De hecho, el niño tenía tanta expectativa durante la víspera, que cuando
escuchó ladrar al perro pensó que era porque estaba con los Reyes Magos.
“El perro estaba ladrando y el decía: Mamá está ladrando mucho, eso es
que están ahí (los Reyes) con los camellos”, narró González.De igual
modo, Clarissa Miranda destacó que acudió por primera vez a la
tradicional actividad porque “queríamos ver el ambiente y disfrutar en
familia.

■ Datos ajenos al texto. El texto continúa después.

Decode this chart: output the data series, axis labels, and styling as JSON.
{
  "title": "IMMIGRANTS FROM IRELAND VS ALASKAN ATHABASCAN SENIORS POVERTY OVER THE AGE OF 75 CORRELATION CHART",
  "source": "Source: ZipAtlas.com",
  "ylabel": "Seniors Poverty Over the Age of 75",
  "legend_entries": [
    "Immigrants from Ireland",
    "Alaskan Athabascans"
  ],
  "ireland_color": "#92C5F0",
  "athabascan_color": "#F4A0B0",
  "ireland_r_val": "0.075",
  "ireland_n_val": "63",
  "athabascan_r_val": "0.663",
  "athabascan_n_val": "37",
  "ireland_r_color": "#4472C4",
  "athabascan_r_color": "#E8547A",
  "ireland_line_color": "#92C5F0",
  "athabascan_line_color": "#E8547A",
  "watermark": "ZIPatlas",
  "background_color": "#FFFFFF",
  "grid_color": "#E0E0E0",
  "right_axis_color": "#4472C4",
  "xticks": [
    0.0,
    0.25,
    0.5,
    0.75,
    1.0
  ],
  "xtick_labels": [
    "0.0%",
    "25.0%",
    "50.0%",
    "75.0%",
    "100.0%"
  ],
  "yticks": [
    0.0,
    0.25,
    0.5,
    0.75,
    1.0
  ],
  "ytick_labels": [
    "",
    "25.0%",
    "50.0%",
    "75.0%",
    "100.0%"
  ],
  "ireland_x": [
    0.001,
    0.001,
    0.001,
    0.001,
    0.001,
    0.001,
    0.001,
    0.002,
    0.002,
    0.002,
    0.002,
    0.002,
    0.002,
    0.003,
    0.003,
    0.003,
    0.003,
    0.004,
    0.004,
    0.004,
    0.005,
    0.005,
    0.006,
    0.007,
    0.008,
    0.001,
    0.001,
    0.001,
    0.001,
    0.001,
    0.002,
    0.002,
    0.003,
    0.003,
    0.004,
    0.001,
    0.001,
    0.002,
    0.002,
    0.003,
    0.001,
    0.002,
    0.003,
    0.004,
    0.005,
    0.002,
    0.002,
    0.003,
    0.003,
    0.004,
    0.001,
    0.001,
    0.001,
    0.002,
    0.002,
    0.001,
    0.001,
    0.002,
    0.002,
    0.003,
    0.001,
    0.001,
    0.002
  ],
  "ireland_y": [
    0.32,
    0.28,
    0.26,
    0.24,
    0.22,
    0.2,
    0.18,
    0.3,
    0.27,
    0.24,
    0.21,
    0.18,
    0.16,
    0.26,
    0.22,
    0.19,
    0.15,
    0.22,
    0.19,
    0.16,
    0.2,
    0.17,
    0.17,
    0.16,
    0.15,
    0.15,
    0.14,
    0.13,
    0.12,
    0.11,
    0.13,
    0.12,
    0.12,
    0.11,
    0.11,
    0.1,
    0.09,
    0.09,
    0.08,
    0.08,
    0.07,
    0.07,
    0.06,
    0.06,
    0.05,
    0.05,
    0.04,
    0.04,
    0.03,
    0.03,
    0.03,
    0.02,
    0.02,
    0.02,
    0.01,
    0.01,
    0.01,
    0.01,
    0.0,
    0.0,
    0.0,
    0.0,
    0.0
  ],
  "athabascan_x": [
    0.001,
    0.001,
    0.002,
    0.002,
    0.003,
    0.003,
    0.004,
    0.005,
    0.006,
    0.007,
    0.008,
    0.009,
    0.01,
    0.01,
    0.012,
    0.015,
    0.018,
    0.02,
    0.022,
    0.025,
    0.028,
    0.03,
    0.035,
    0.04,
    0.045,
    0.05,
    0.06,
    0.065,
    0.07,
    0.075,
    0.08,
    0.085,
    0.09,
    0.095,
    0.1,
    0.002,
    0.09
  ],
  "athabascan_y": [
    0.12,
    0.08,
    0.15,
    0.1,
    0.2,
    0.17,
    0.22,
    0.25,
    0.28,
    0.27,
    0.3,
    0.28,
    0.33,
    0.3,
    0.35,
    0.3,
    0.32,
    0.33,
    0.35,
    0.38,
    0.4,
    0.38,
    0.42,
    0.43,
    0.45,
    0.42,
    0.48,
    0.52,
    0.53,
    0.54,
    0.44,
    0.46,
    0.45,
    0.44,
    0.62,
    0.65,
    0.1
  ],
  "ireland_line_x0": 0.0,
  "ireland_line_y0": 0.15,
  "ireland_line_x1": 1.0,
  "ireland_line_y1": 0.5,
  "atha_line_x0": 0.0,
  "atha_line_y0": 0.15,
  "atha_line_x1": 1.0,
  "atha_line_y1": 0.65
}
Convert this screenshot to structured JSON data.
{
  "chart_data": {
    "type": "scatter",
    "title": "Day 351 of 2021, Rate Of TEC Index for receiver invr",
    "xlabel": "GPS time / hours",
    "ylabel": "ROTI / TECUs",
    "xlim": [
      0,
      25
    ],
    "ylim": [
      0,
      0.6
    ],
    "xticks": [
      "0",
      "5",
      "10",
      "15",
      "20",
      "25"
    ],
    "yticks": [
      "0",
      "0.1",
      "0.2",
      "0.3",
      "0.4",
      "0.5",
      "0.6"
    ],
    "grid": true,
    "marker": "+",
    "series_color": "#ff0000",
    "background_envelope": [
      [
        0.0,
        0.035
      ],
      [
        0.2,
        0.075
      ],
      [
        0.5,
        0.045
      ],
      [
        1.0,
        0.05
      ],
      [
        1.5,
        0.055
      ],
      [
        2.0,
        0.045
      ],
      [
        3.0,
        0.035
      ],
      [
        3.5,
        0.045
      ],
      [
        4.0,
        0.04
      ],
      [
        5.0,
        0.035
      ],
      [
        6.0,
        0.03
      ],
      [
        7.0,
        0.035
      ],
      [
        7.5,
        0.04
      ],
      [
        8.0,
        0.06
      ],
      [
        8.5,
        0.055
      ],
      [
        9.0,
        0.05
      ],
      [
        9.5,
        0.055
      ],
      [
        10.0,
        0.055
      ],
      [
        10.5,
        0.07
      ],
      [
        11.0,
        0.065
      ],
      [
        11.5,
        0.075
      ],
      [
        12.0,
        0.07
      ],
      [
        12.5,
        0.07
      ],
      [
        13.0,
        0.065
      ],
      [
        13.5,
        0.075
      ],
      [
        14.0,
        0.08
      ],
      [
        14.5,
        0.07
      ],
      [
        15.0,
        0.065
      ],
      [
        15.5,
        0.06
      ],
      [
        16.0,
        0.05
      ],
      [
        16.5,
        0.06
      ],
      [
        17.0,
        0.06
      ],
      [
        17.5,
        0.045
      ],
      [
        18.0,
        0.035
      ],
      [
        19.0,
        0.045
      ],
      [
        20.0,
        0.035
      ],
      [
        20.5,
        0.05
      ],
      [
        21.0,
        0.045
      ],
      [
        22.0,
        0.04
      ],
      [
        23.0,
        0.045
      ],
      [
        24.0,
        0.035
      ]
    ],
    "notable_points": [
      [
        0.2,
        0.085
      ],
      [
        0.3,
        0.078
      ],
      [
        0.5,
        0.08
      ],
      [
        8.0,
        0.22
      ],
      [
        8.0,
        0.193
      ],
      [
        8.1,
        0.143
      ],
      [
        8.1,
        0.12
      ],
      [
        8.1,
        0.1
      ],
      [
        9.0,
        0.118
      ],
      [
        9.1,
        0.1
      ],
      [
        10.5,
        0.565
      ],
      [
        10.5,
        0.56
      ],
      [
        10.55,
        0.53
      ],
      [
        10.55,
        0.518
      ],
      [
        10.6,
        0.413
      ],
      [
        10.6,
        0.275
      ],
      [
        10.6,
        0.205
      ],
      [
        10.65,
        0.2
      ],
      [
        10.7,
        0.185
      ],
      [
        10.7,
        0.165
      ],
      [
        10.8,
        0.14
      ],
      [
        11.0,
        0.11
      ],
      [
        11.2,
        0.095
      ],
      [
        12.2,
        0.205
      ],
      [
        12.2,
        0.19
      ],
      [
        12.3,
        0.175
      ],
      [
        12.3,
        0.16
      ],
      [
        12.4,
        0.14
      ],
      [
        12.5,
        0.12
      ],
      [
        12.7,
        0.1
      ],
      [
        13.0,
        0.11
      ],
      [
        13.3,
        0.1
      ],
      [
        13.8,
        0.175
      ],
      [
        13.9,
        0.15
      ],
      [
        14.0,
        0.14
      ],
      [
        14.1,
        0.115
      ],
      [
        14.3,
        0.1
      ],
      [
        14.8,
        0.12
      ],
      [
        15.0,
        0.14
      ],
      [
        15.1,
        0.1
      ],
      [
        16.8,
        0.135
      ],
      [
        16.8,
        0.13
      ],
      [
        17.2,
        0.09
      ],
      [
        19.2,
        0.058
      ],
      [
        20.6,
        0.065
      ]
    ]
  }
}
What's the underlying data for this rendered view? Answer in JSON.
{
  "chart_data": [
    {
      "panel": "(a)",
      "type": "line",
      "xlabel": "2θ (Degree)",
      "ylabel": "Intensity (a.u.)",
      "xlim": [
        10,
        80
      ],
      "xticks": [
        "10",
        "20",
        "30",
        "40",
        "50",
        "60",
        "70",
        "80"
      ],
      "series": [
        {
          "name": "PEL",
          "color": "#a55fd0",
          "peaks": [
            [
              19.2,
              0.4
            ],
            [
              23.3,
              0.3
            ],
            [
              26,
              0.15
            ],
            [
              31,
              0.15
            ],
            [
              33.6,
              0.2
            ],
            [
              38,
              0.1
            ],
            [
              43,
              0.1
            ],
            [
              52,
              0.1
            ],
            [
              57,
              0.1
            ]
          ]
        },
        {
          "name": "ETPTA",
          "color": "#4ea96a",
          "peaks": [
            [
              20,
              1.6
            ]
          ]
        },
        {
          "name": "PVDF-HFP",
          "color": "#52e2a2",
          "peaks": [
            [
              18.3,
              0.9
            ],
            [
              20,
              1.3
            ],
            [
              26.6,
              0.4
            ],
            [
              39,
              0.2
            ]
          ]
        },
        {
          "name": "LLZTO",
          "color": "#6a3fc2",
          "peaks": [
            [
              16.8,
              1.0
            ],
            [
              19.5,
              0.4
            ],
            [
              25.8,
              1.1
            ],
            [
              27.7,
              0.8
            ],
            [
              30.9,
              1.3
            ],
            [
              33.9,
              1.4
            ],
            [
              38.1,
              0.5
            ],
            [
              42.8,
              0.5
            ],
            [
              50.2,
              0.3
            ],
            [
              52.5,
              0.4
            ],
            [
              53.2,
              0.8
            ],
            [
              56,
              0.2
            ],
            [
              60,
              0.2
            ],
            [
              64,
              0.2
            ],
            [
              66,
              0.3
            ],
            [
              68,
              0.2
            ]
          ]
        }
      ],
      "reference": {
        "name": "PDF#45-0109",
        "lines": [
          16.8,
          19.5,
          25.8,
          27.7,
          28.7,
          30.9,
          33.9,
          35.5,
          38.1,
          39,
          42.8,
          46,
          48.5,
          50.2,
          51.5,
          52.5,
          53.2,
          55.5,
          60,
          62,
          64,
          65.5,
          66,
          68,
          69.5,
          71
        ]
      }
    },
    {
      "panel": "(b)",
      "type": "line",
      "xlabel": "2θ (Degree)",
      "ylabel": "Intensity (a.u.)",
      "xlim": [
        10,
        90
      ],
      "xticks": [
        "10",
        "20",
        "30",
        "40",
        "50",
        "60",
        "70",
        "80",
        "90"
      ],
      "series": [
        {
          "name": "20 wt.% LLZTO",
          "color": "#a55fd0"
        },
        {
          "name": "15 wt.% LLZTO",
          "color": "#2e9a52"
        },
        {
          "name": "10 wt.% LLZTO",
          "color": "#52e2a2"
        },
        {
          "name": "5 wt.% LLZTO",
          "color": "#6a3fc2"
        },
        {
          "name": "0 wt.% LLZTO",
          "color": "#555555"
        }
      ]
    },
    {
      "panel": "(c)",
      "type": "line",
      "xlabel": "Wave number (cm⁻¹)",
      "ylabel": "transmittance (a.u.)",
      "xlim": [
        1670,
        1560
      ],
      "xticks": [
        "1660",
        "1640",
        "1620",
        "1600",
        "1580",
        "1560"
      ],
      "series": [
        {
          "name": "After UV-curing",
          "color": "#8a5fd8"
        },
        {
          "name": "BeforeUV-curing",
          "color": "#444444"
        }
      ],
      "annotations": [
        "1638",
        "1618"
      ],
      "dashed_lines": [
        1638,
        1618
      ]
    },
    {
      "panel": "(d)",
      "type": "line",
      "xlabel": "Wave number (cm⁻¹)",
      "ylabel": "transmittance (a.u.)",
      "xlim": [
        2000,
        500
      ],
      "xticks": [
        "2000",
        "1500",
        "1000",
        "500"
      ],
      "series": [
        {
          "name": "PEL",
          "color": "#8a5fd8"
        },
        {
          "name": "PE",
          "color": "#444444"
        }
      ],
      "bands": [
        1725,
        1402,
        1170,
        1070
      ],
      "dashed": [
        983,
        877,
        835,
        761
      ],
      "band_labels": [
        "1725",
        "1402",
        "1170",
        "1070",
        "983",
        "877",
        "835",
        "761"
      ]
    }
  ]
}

Hacer algo diferente en el Día de Reyes”.Ella, junto a su hijo
y esposo, se hospedó en un hotel cercano al parque para asistir a la
actividad.
Según el Departamento de Estado, la asistencia fluctuó entre las 75,000
y 80,000 personas, 25,000 de las cuales arribaron al parque a través del
Tren Urbano y las guaguas de la Autoridad Metropolitana de Autobuses
(AMA), informó Minelis Negrón, oficial de prensa de la agencia.
El año pasado la asistencia se estimó en unos 70,000, dijo a este diario
el secretario de Estado, Fernando Bonilla.
“Las fiestas de Reyes, de ahora en adelante, van a ser así, una fiesta
para la familia”, manifestó, por su parte, el gobernador Aníbal Acevedo
Vilá.En el pasado, la entrega de regalos, que no incluía actividades
para compartir, se hacía en La Fortaleza. Pero la administración de
Acevedo Vilá comenzó a realizarla en el parque capitalino.
El Gobernador, además, destacó que “a pesar de la lluvia la gente no se
ha ido, la gente se está guareciendo”.Mientras, la primera dama, Luisa
“Piti” Gándara, apuntó que la actividad, además, contó con el componente
educativo, ya que los adultos recibieron orientaciones sobre primeros
auxilios y qué hacer en caso de fuego.“Se convierte el parque en un gran
parque de diversiones. Pero a la misma vez estamos educando a la familia
en cosas importantes”, dijo Gándara.La fiesta continuó en horas de la
tarde con diferentes participaciones artísticas, como Grupo Manía y la
Familia Sanabria, y duraría hasta horas de la noche.